Nicaraguan Coffee Farmer Speaks At Denison About Globalization
Date of Event: October 28, 2002
Posted: October 25, 2002
A 31-year-old coffee farmer from Neuva Segovia, Nicaragua will speak on "What's in Your Coffee?" at 7 p.m. on Monday (Oct. 28) in Denison University's Slayter Auditorium. The talk by Alexa Marin Colindras will focus on how globalization has affected the coffee trade.
Coffee prices on the world market started a downward slide in 2000 that has caused escalating unemployment, landlessness and hunger among small-scale farmers and coffee pickers throughout the coffee-growing world, says Amy Ard, chaplain at Denison. The San Francisco Chronicle reported last year that producer prices had plummeted to an all-time low while retail prices were at an all-time high.
Colindras became a member of the Prodecoop farmer cooperative in 1994 and now serves as its treasurer and vice president. She demonstrates the concrete impacts of local organizing for global justice through promoting Fair Trade coffee. To improve conditions for small coffee farmers, the "Fair Trade Certified" label program has been organized. The program's aim is to ensure fair wages for coffee workers, cooperative work places, the removal of exploitative middlemen, environmental sustainability and public accountability for people throughout the developing world.

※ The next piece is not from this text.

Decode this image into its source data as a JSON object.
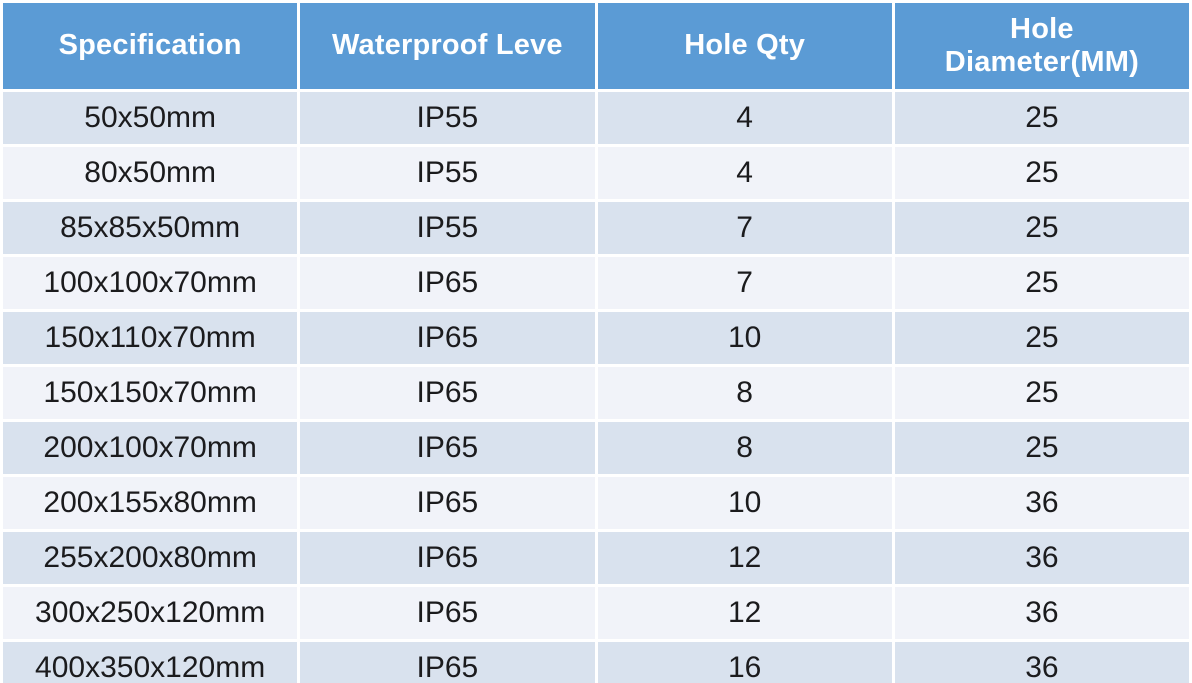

Denison University, founded in 1831, is an independent, residential liberal arts institution located in Granville, Ohio. A highly selective college enrolling 2,100 full-time undergraduate students from all 50 states and dozens of foreign countries, Denison is a place where innovative faculty and motivated students collaborate in rigorous scholarship, civic engagement and the cultivation of independent thinking.